Documentação sobre seguro disponível
A votação contou com duas abstenções (Livre e PCP). Em causa está documentação da seguradora que fez os seguros das gémeas e também relativa aos processos em tribunal colocados pela mãe das crianças - que esta tinha recusado enviar aos deputados -, explicou o presidente da comissão, Rui Paulo Sousa. Ficará de imediato disponível para consulta dos deputados, sob reserva.
Já Francisco André, que foi chefe de gabinete do ex-primeiro-ministro António Costa, é ouvido esta quinta-feira na mesma reunião da comissão parlamentar de inquérito sobre o caso das gémeas tratadas em Portugal com o medicamento Zolgensma.
Foi primeiro questionado por Inês Sousa Real do PAN sobre se só tomou conhecimento do caso a 31 de outubro de 2019, quando recebeu a carta de Belém e se recebeu algum contacto relativo a este pedido, bem como se estranhou que não viesse com o remetente (Nuno Rebelo de Sousa).
Pedido encaminhado para Saúde após sete dias
"O momento em que tive conhecimento deste caso foi em novembro de 2023 quando ele veio a público", respondeu. "Esta comunicação da Presidência da República enviada a 31 de outubro de 2019 foi recebida no gabinete do senhor primeiro-ministro e foi reencaminhada logo na semana seguinte para o Ministério da Saúde [6 de novembro], como é habitual fazer com este tipo de comunicações", afirmou Francisco André.

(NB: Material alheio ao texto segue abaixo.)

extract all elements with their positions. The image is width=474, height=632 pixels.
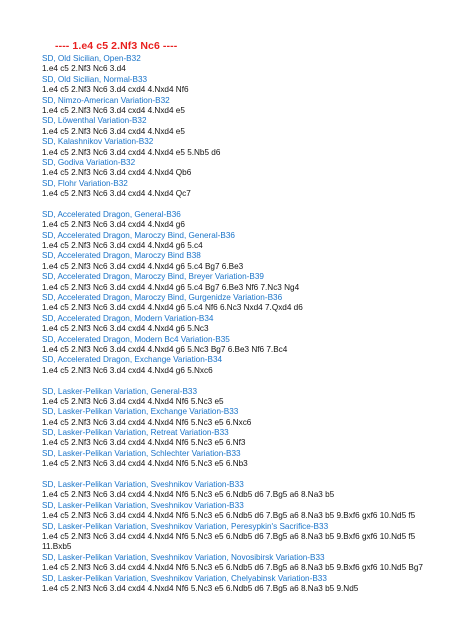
move-sequence: 1.e4 c5 2.Nf3 Nc6 3.d4 cxd4 4.Nxd4 g6 5.Nc3 Bg7 6.Be3 Nf6 7.Bc4 (42, 344, 288, 354)
variation-name: SD, Accelerated Dragon, Exchange Variation-B34 (42, 355, 223, 365)
move-sequence: 1.e4 c5 2.Nf3 Nc6 3.d4 cxd4 4.Nxd4 g6 5.Nc3 (42, 324, 209, 334)
move-sequence: 1.e4 c5 2.Nf3 Nc6 3.d4 cxd4 4.Nxd4 g6 5.c4 Bg7 6.Be3 Nf6 7.Nc3 Ng4 (42, 282, 300, 292)
move-sequence: 1.e4 c5 2.Nf3 Nc6 3.d4 cxd4 4.Nxd4 Nf6 (42, 85, 189, 95)
move-sequence: 1.e4 c5 2.Nf3 Nc6 3.d4 cxd4 4.Nxd4 Nf6 5.Nc3 e5 (42, 396, 224, 406)
section-spacer (42, 199, 462, 209)
move-sequence: 1.e4 c5 2.Nf3 Nc6 3.d4 cxd4 4.Nxd4 g6 5.Nxc6 (42, 365, 213, 375)
section-spacer (42, 470, 462, 480)
move-sequence: 1.e4 c5 2.Nf3 Nc6 3.d4 cxd4 4.Nxd4 g6 5.c4 Bg7 6.Be3 (42, 261, 244, 271)
variation-name: SD, Accelerated Dragon, Maroczy Bind, General-B36 (42, 230, 235, 240)
move-sequence: 1.e4 c5 2.Nf3 Nc6 3.d4 cxd4 4.Nxd4 Nf6 5.Nc3 e5 6.Ndb5 d6 7.Bg5 a6 8.Na3 b5 9.Bxf6 gxf6 10.Nd5 f5 (42, 511, 416, 521)
move-sequence: 1.e4 c5 2.Nf3 Nc6 3.d4 cxd4 4.Nxd4 e5 5.Nb5 d6 (42, 147, 221, 157)
variation-name: SD, Accelerated Dragon, Maroczy Bind B38 (42, 251, 201, 261)
variation-name: SD, Accelerated Dragon, Maroczy Bind, Gurgenidze Variation-B36 (42, 292, 283, 302)
variation-name: SD, Lasker-Pelikan Variation, Sveshnikov Variation, Novosibirsk Variation-B33 (42, 552, 325, 562)
move-sequence: 1.e4 c5 2.Nf3 Nc6 3.d4 cxd4 4.Nxd4 Qb6 (42, 168, 192, 178)
variation-name: SD, Old Sicilian, Normal-B33 (42, 74, 148, 84)
variation-name: SD, Löwenthal Variation-B32 (42, 116, 147, 126)
move-sequence: 1.e4 c5 2.Nf3 Nc6 3.d4 cxd4 4.Nxd4 g6 (42, 220, 185, 230)
document-title: ---- 1.e4 c5 2.Nf3 Nc6 ---- (55, 40, 178, 52)
move-sequence: 1.e4 c5 2.Nf3 Nc6 3.d4 cxd4 4.Nxd4 e5 (42, 126, 185, 136)
move-sequence: 1.e4 c5 2.Nf3 Nc6 3.d4 cxd4 4.Nxd4 Qc7 (42, 189, 191, 199)
variation-name: SD, Nimzo-American Variation-B32 (42, 95, 170, 105)
section-spacer (42, 376, 462, 386)
variation-name: SD, Lasker-Pelikan Variation, General-B33 (42, 386, 198, 396)
variation-name: SD, Lasker-Pelikan Variation, Sveshnikov Variation, Peresypkin's Sacrifice-B33 (42, 521, 329, 531)
move-sequence: 1.e4 c5 2.Nf3 Nc6 3.d4 cxd4 4.Nxd4 Nf6 5.Nc3 e5 6.Nxc6 (42, 417, 252, 427)
variation-name: SD, Old Sicilian, Open-B32 (42, 54, 141, 63)
variation-name: SD, Lasker-Pelikan Variation, Sveshnikov Variation-B33 (42, 480, 244, 490)
variation-name: SD, Kalashnikov Variation-B32 (42, 137, 154, 147)
variation-name: SD, Lasker-Pelikan Variation, Exchange Variation-B33 (42, 407, 239, 417)
variation-name: SD, Godiva Variation-B32 (42, 157, 136, 167)
variation-name: SD, Accelerated Dragon, Modern Variation-B34 (42, 313, 214, 323)
move-sequence: 1.e4 c5 2.Nf3 Nc6 3.d4 cxd4 4.Nxd4 Nf6 5.Nc3 e5 6.Ndb5 d6 7.Bg5 a6 8.Na3 b5 9.Bxf6 gxf6 10.Nd5 Bg7 (42, 563, 423, 573)
variation-name: SD, Accelerated Dragon, Modern Bc4 Variation-B35 (42, 334, 230, 344)
move-sequence: 11.Bxb5 (42, 542, 72, 552)
move-sequence: 1.e4 c5 2.Nf3 Nc6 3.d4 cxd4 4.Nxd4 Nf6 5.Nc3 e5 6.Nf3 (42, 438, 246, 448)
variation-list (42, 54, 462, 594)
move-sequence: 1.e4 c5 2.Nf3 Nc6 3.d4 cxd4 4.Nxd4 Nf6 5.Nc3 e5 6.Nb3 (42, 459, 248, 469)
move-sequence: 1.e4 c5 2.Nf3 Nc6 3.d4 (42, 64, 126, 74)
variation-name: SD, Lasker-Pelikan Variation, Retreat Variation-B33 (42, 428, 229, 438)
move-sequence: 1.e4 c5 2.Nf3 Nc6 3.d4 cxd4 4.Nxd4 Nf6 5.Nc3 e5 6.Ndb5 d6 7.Bg5 a6 8.Na3 b5 9.Nd5 (42, 583, 359, 593)
variation-name: SD, Lasker-Pelikan Variation, Sveshnikov Variation-B33 (42, 500, 244, 510)
variation-name: SD, Flohr Variation-B32 (42, 178, 128, 188)
variation-name: SD, Lasker-Pelikan Variation, Sveshnikov Variation, Chelyabinsk Variation-B33 (42, 573, 327, 583)
variation-name: SD, Accelerated Dragon, General-B36 (42, 209, 181, 219)
move-sequence: 1.e4 c5 2.Nf3 Nc6 3.d4 cxd4 4.Nxd4 g6 5.c4 Nf6 6.Nc3 Nxd4 7.Qxd4 d6 (42, 303, 303, 313)
move-sequence: 1.e4 c5 2.Nf3 Nc6 3.d4 cxd4 4.Nxd4 Nf6 5.Nc3 e5 6.Ndb5 d6 7.Bg5 a6 8.Na3 b5 (42, 490, 335, 500)
move-sequence: 1.e4 c5 2.Nf3 Nc6 3.d4 cxd4 4.Nxd4 Nf6 5.Nc3 e5 6.Ndb5 d6 7.Bg5 a6 8.Na3 b5 9.Bxf6 gxf6 10.Nd5 f5 (42, 531, 416, 541)
variation-name: SD, Accelerated Dragon, Maroczy Bind, Breyer Variation-B39 (42, 272, 264, 282)
move-sequence: 1.e4 c5 2.Nf3 Nc6 3.d4 cxd4 4.Nxd4 g6 5.c4 (42, 241, 203, 251)
variation-name: SD, Lasker-Pelikan Variation, Schlechter Variation-B33 (42, 448, 241, 458)
move-sequence: 1.e4 c5 2.Nf3 Nc6 3.d4 cxd4 4.Nxd4 e5 (42, 105, 185, 115)
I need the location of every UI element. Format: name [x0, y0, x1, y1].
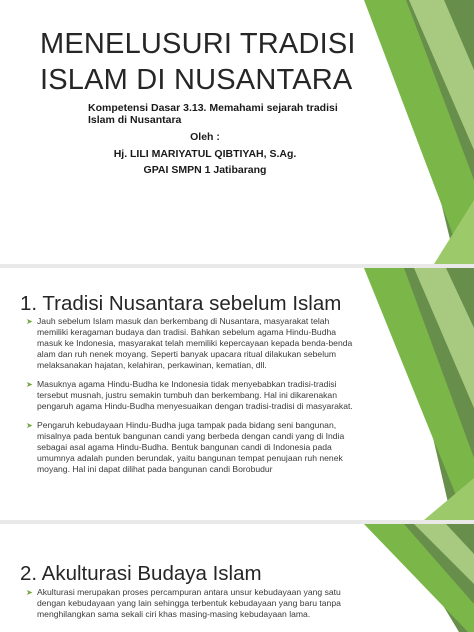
slide-title: [0, 0, 474, 264]
bullet-list: [26, 587, 362, 628]
presentation-title: MENELUSURI TRADISI ISLAM DI NUSANTARA: [40, 28, 356, 96]
slide-heading: 2. Akulturasi Budaya Islam: [20, 562, 262, 585]
arrow-bullet-icon: ➤: [26, 421, 33, 430]
arrow-bullet-icon: ➤: [26, 380, 33, 389]
bullet-list: [26, 316, 362, 483]
bullet-item: ➤ Akulturasi merupakan proses percampuran antara unsur kebudayaan yang satu dengan kebudayaan yang lain sehingga terbentuk kebudayaan yang baru tanpa menghilangkan sama sekali ciri khas masing-masing kebudayaan lama.: [26, 587, 341, 619]
slide-heading: 1. Tradisi Nusantara sebelum Islam: [20, 292, 342, 315]
green-decoration: [364, 268, 474, 520]
school-name: GPAI SMPN 1 Jatibarang: [143, 164, 267, 176]
bullet-item: ➤ Masuknya agama Hindu-Budha ke Indonesia tidak menyebabkan tradisi-tradisi tersebut musnah, justru semakin tumbuh dan berkembang. Hal ini dikarenakan pengaruh agama Hindu-Budha menyesuaikan dengan tradisi-tradisi di masyarakat.: [26, 379, 353, 411]
bullet-item: ➤ Pengaruh kebudayaan Hindu-Budha juga tampak pada bidang seni bangunan, misalnya pada bentuk bangunan candi yang berbeda dengan candi yang di India sebagai asal agama Hindu-Budha. Bentuk bangunan candi di Indonesia pada umumnya adalah punden berundak, yaitu bangunan tempat penujaan ruh nenek moyang. Hal ini dapat dilihat pada bangunan candi Borobudur: [26, 420, 345, 474]
green-decoration: [364, 524, 474, 632]
green-decoration: [364, 0, 474, 264]
arrow-bullet-icon: ➤: [26, 588, 33, 597]
slide-akulturasi: [0, 524, 474, 632]
bullet-item: ➤ Jauh sebelum Islam masuk dan berkembang di Nusantara, masyarakat telah memiliki keragaman budaya dan tradisi. Bahkan sebelum agama Hindu-Budha masuk ke Indonesia, masyarakat telah memiliki kepercayaan kepada benda-benda alam dan ruh nenek moyang. Seperti banyak upacara ritual dilakukan sebelum melaksanakan hajatan, kelahiran, perkawinan, kematian, dll.: [26, 316, 353, 370]
arrow-bullet-icon: ➤: [26, 317, 33, 326]
kompetensi-dasar: Kompetensi Dasar 3.13. Memahami sejarah tradisi Islam di Nusantara: [88, 102, 338, 126]
author-name: Hj. LILI MARIYATUL QIBTIYAH, S.Ag.: [113, 148, 297, 160]
slide-tradisi-nusantara: [0, 268, 474, 520]
by-label: Oleh :: [190, 131, 220, 143]
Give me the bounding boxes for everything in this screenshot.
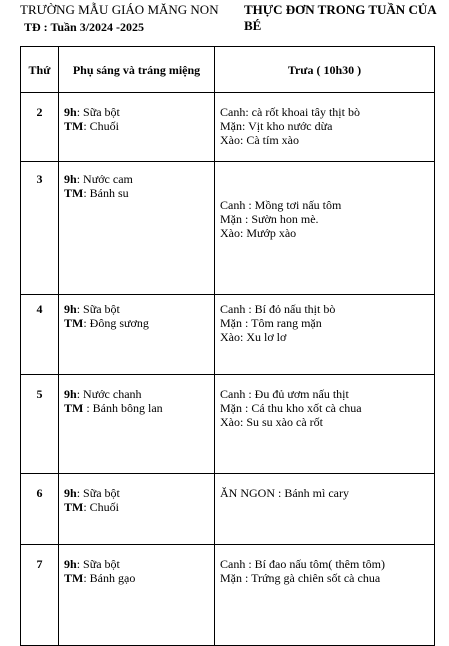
lunch-line: Canh : Đu đủ ươm nấu thịt (220, 387, 349, 401)
column-header-day: Thứ (21, 47, 59, 93)
morning-item: : Sữa bột (76, 302, 120, 316)
lunch-line: Xào: Mướp xào (220, 226, 297, 240)
dessert-item: : Bánh bông lan (83, 401, 163, 415)
dessert-item: : Bánh su (83, 186, 129, 200)
table-row (21, 295, 435, 375)
document-header (0, 2, 449, 36)
lunch-line: Mặn : Sườn hon mè. (220, 212, 319, 226)
lunch-line: Canh : Mồng tơi nấu tôm (220, 198, 342, 212)
morning-cell (59, 93, 215, 162)
morning-prefix: 9h (64, 557, 77, 571)
morning-cell (59, 295, 215, 375)
morning-prefix: 9h (64, 302, 77, 316)
lunch-line: Mặn : Cá thu kho xốt cà chua (220, 401, 362, 415)
table-row (21, 375, 435, 474)
lunch-cell (215, 375, 435, 474)
morning-prefix: 9h (64, 105, 77, 119)
lunch-line: Xào: Su su xào cà rốt (220, 415, 323, 429)
dessert-line (64, 401, 214, 415)
table-row (21, 545, 435, 646)
dessert-prefix: TM (64, 500, 84, 514)
morning-cell (59, 375, 215, 474)
morning-item: : Sữa bột (76, 557, 120, 571)
morning-prefix: 9h (64, 387, 77, 401)
table-header-row (21, 47, 435, 93)
dessert-line (64, 186, 214, 200)
morning-line (64, 302, 214, 316)
dessert-item: : Chuối (83, 119, 120, 133)
lunch-cell (215, 545, 435, 646)
day-cell: 7 (21, 545, 59, 646)
dessert-line (64, 571, 214, 585)
day-cell: 6 (21, 474, 59, 545)
school-name: TRƯỜNG MẪU GIÁO MĂNG NON (20, 2, 219, 17)
menu-title: THỰC ĐƠN TRONG TUẦN CỦA BÉ (244, 2, 436, 33)
lunch-line: Canh : Bí đao nấu tôm( thêm tôm) (220, 557, 385, 571)
morning-line (64, 387, 214, 401)
dessert-item: : Bánh gạo (83, 571, 136, 585)
day-cell: 3 (21, 162, 59, 295)
morning-cell (59, 474, 215, 545)
lunch-cell (215, 295, 435, 375)
morning-cell (59, 545, 215, 646)
dessert-prefix: TM (64, 119, 84, 133)
morning-item: : Sữa bột (76, 486, 120, 500)
table-row (21, 474, 435, 545)
morning-prefix: 9h (64, 486, 77, 500)
weekly-menu-table (20, 46, 435, 646)
dessert-line (64, 316, 214, 330)
morning-item: : Nước cam (76, 172, 133, 186)
lunch-line: Canh : Bí đỏ nấu thịt bò (220, 302, 336, 316)
morning-item: : Nước chanh (76, 387, 142, 401)
lunch-cell (215, 474, 435, 545)
morning-line (64, 172, 214, 186)
dessert-line (64, 119, 214, 133)
dessert-prefix: TM (64, 186, 84, 200)
dessert-item: : Chuối (83, 500, 120, 514)
lunch-line: Mặn : Tôm rang mặn (220, 316, 322, 330)
table-row (21, 93, 435, 162)
day-cell: 5 (21, 375, 59, 474)
lunch-line: Mặn: Vịt kho nước dừa (220, 119, 333, 133)
dessert-prefix: TM (64, 401, 84, 415)
lunch-line: Mặn : Trứng gà chiên sốt cà chua (220, 571, 381, 585)
day-cell: 2 (21, 93, 59, 162)
morning-line (64, 557, 214, 571)
morning-line (64, 486, 214, 500)
lunch-line: ĂN NGON : Bánh mì cary (220, 486, 349, 500)
dessert-prefix: TM (64, 571, 84, 585)
lunch-line: Xào: Cà tím xào (220, 133, 299, 147)
lunch-line: Xào: Xu lơ lơ (220, 330, 287, 344)
dessert-line (64, 500, 214, 514)
table-row (21, 162, 435, 295)
day-cell: 4 (21, 295, 59, 375)
column-header-lunch: Trưa ( 10h30 ) (215, 47, 435, 93)
morning-item: : Sữa bột (76, 105, 120, 119)
dessert-prefix: TM (64, 316, 84, 330)
lunch-cell (215, 93, 435, 162)
morning-prefix: 9h (64, 172, 77, 186)
lunch-cell (215, 162, 435, 295)
dessert-item: : Đông sương (83, 316, 149, 330)
column-header-morning: Phụ sáng và tráng miệng (59, 47, 215, 93)
morning-line (64, 105, 214, 119)
morning-cell (59, 162, 215, 295)
week-label: TĐ : Tuần 3/2024 -2025 (24, 20, 145, 34)
lunch-line: Canh: cà rốt khoai tây thịt bò (220, 105, 360, 119)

Foi até enviada com outro conjunto de comunicações que estavam sob alçada daquele ministério, garantiu ainda.
"Não recebi nenhum contacto, não tive qualquer contacto sobre este assunto, nem da parte da Casa Civil nem de ninguém", acrescentou.
Diz que soube quem era o remetente através da comissão
Ao PAN, Francisco André disse ainda que "não tinha qualquer conhecimento sobre quem era o remetente originário da missiva". "E fiquei só a sabê-lo durante os trabalhos desta comissão parlamentar de inquérito", afirmou.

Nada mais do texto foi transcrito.